Le ambizioni però, superano la bravura. De Gregori si dà da fare, aumenta la carica rock, tenta di distaccarsi dal cantautorismo poetico e italiota (che comunque non va nè ripudiato nè disprezzato) e va alla ricerca del grande consenso sia critico sia, soprattutto, popolare.
L'impresa riesce malissimo: da un lato De Gregori riesce a indovinare un pugno di canzoni quasi miracolose ("La storia", "A Pà" dedicata a Pier Paolo Pasolini), dall'altro sbarella in maniera vistosa e sconcertante ("I cowboys", "Sotto le stelle del Messico a trapanar"). L'intento di De Gregori è quello di affondare il coltello nella piaga e colpire al cuore il dramma e il dolore della società moderna: abbozza dunque un discorso politico e severo che rischia però, di risultare quasi sempre banale e moraleggiante. "La storia" è senz'altro un brano efficace e impegnato ("...ed è per questo che la storia dà i brividi, perchè nessuno la può fermare"), "Scacchi e tarocchi" invece, dedicata agli anni di piombo, non ha nè il guizzo per stupire nè, sotto sotto, il coraggio di osare. Grande dispiego di sonorità e musiche di alleggerimento, un modo insolito e curioso di concepire la musica (De Gregori non ha mai voluto fare sfoggio di grandi melodie e grandi musicalità), eppure, questa volta, grazie alle maestranze di Carlton Barrett e Aisley Dunbar il Principe riesce a curare, a volte persino magistralmente, le musiche e le melodie di alcuni brani all'apparenza non perfetti (vedi "Miracolo a Venezia").

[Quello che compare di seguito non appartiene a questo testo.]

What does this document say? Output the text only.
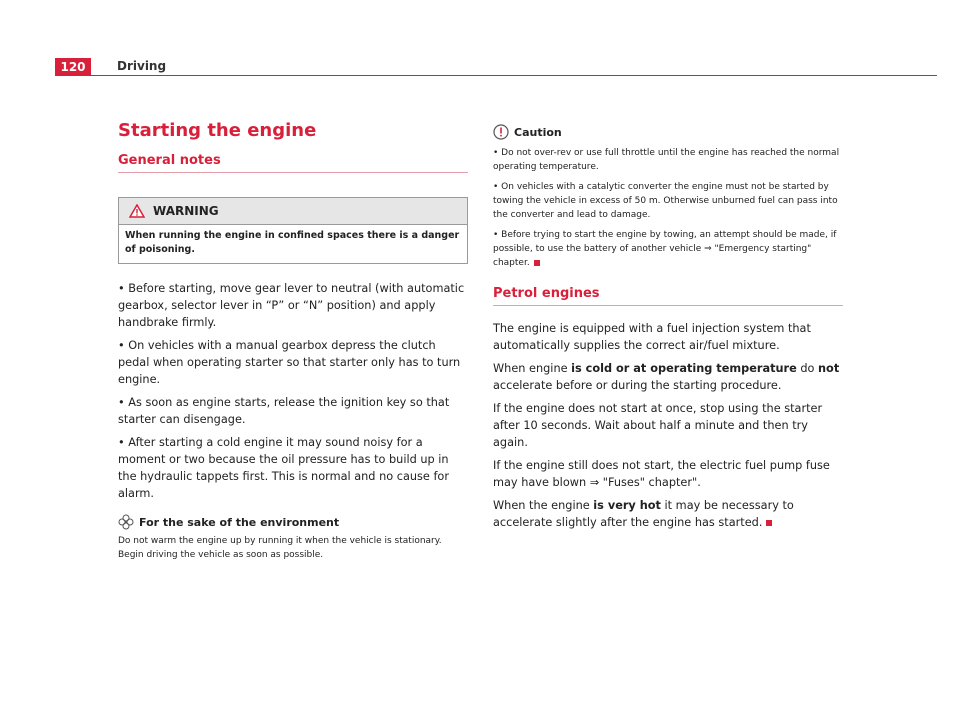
120	Driving
Starting the engine
General notes
WARNING
When running the engine in confined spaces there is a danger of poisoning.

• Before starting, move gear lever to neutral (with automatic gearbox, selector lever in “P” or “N” position) and apply handbrake firmly.

• On vehicles with a manual gearbox depress the clutch pedal when operating starter so that starter only has to turn engine.

• As soon as engine starts, release the ignition key so that starter can disengage.

• After starting a cold engine it may sound noisy for a moment or two because the oil pressure has to build up in the hydraulic tappets first. This is normal and no cause for alarm.

For the sake of the environment

Do not warm the engine up by running it when the vehicle is stationary. Begin driving the vehicle as soon as possible.

Caution

• Do not over-rev or use full throttle until the engine has reached the normal operating temperature.

• On vehicles with a catalytic converter the engine must not be started by towing the vehicle in excess of 50 m. Otherwise unburned fuel can pass into the converter and lead to damage.

• Before trying to start the engine by towing, an attempt should be made, if possible, to use the battery of another vehicle ⇒ "Emergency starting" chapter.

Petrol engines

The engine is equipped with a fuel injection system that automatically supplies the correct air/fuel mixture.

When engine is cold or at operating temperature do not accelerate before or during the starting procedure.

If the engine does not start at once, stop using the starter after 10 seconds. Wait about half a minute and then try again.

If the engine still does not start, the electric fuel pump fuse may have blown ⇒ "Fuses" chapter".

When the engine is very hot it may be necessary to accelerate slightly after the engine has started.
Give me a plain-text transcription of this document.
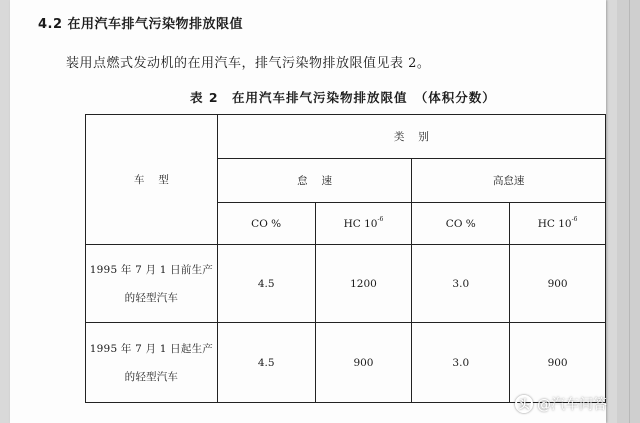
4.2 在用汽车排气污染物排放限值
装用点燃式发动机的在用汽车，排气污染物排放限值见表 2。
表 2　在用汽车排气污染物排放限值　（体积分数）
车型	类别			
	怠速		高怠速	
	CO %	HC $10^{-6}$	CO %	HC $10^{-6}$

1995 年 7 月 1 日前生产
的轻型汽车	4.5	1200	3.0	900

1995 年 7 月 1 日起生产
的轻型汽车	4.5	900	3.0	900
头 @汽车问答
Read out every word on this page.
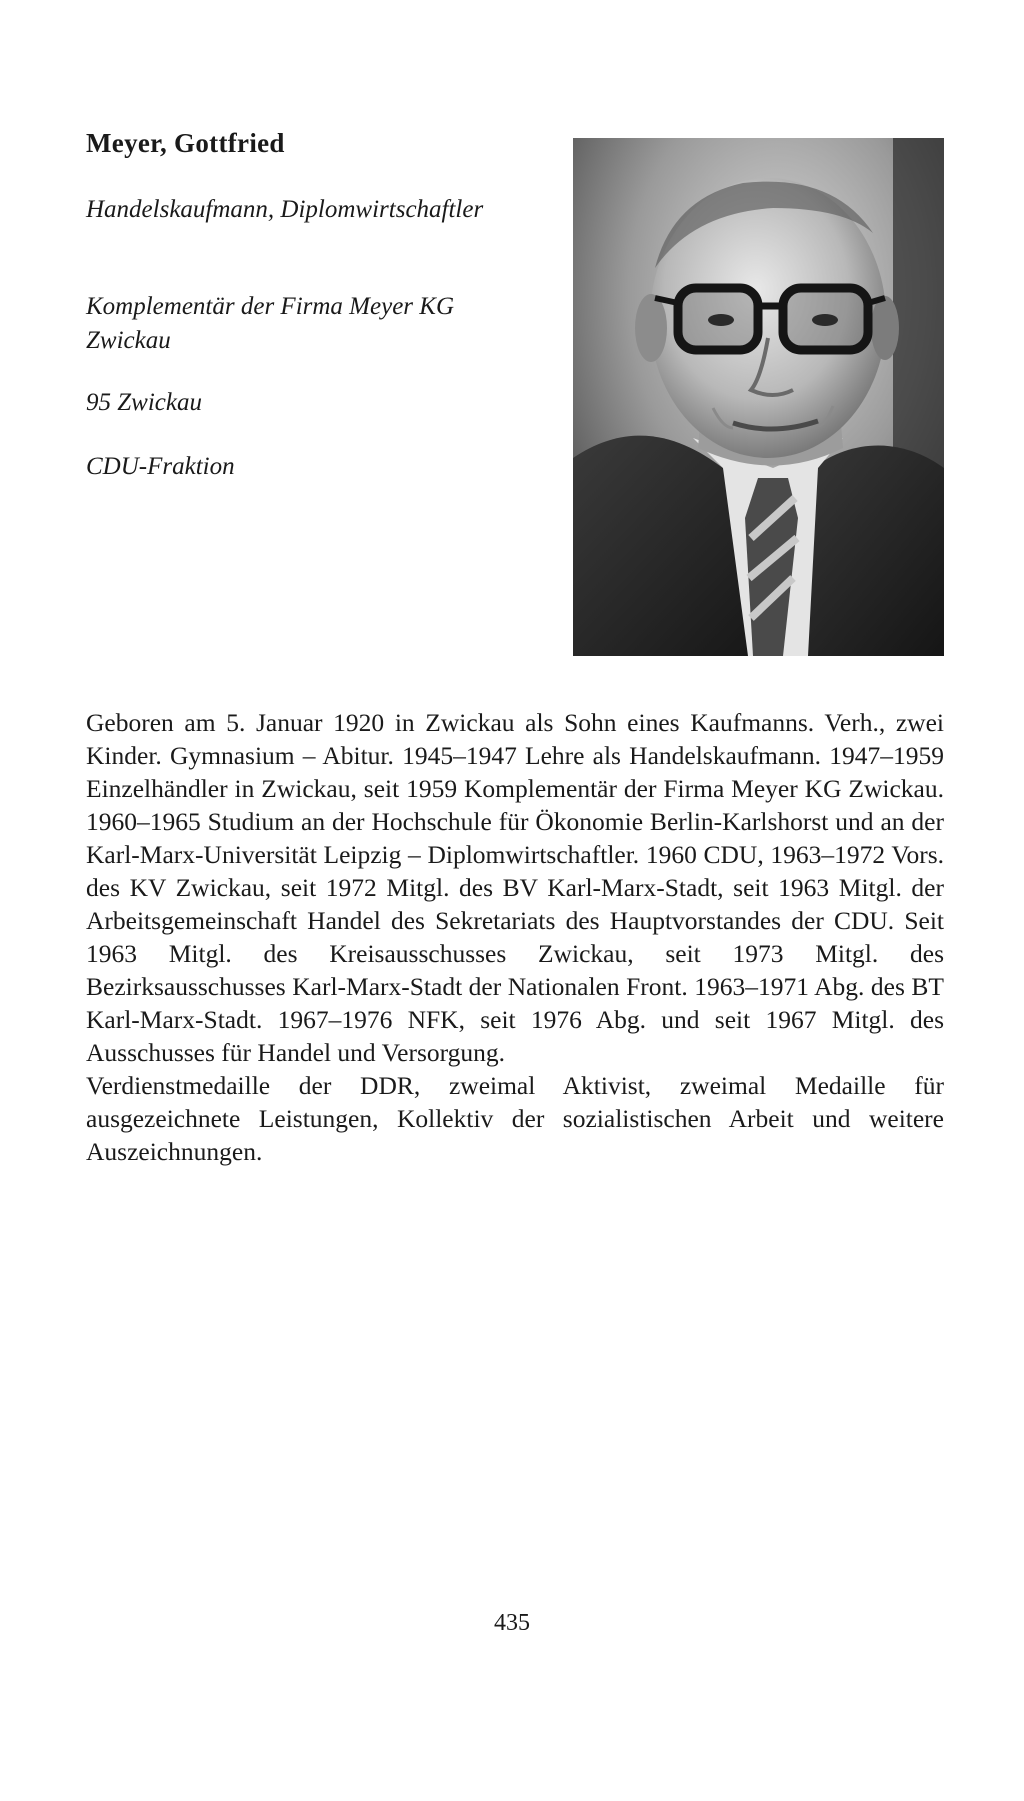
Meyer, Gottfried
Handelskaufmann, Diplomwirtschaftler
Komplementär der Firma Meyer KG Zwickau
95 Zwickau
CDU-Fraktion

Geboren am 5. Januar 1920 in Zwickau als Sohn eines Kaufmanns. Verh., zwei Kinder. Gymnasium – Abitur. 1945–1947 Lehre als Handelskaufmann. 1947–1959 Einzelhändler in Zwickau, seit 1959 Komplementär der Firma Meyer KG Zwickau. 1960–1965 Studium an der Hochschule für Ökonomie Berlin-Karlshorst und an der Karl-Marx-Universität Leipzig – Diplomwirtschaftler. 1960 CDU, 1963–1972 Vors. des KV Zwickau, seit 1972 Mitgl. des BV Karl-Marx-Stadt, seit 1963 Mitgl. der Arbeitsgemeinschaft Handel des Sekretariats des Hauptvorstandes der CDU. Seit 1963 Mitgl. des Kreisausschusses Zwickau, seit 1973 Mitgl. des Bezirksausschusses Karl-Marx-Stadt der Nationalen Front. 1963–1971 Abg. des BT Karl-Marx-Stadt. 1967–1976 NFK, seit 1976 Abg. und seit 1967 Mitgl. des Ausschusses für Handel und Versorgung.

Verdienstmedaille der DDR, zweimal Aktivist, zweimal Medaille für ausgezeichnete Leistungen, Kollektiv der sozialistischen Arbeit und weitere Auszeichnungen.

435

Un disco dunque, cesellato più con la testa che con il cuore. Manca l'originalità letteraria e il coraggio cantautoriale di dischi come "Buffalo Bill" ("Disastro aereo sul canale di Sicilia" è molto più coraggiosa di "Scacchi e tarocchi") e, a tratti, manca persino la spontaneità. È forse per questi e altri motivi che il disco non è riuscito a balzare in testa alla hit-parade, ed è per questo che De Gregori, d'ora in avanti, tenderà a curare moltissimo il reparto musicale (si passa dal melodico al rock casereccio) e tenderà a sottostimare la funzione letteraria (i testi si faranno sempre più noiosi e scadenti, fino ad arrivare al pessimo risultato di canzonacce come "Bellamore" e "Prendere e lasciare").
Per chi, come il sottoscritto, ha amato e stimato il De Gregori impegnato e coraggioso di metà anni Settanta, "Scacchi e tarocchi" rappresenterà la fine, e dunque la morte, di un idolo diverso e controcorrente. Produce Ivano Fossati.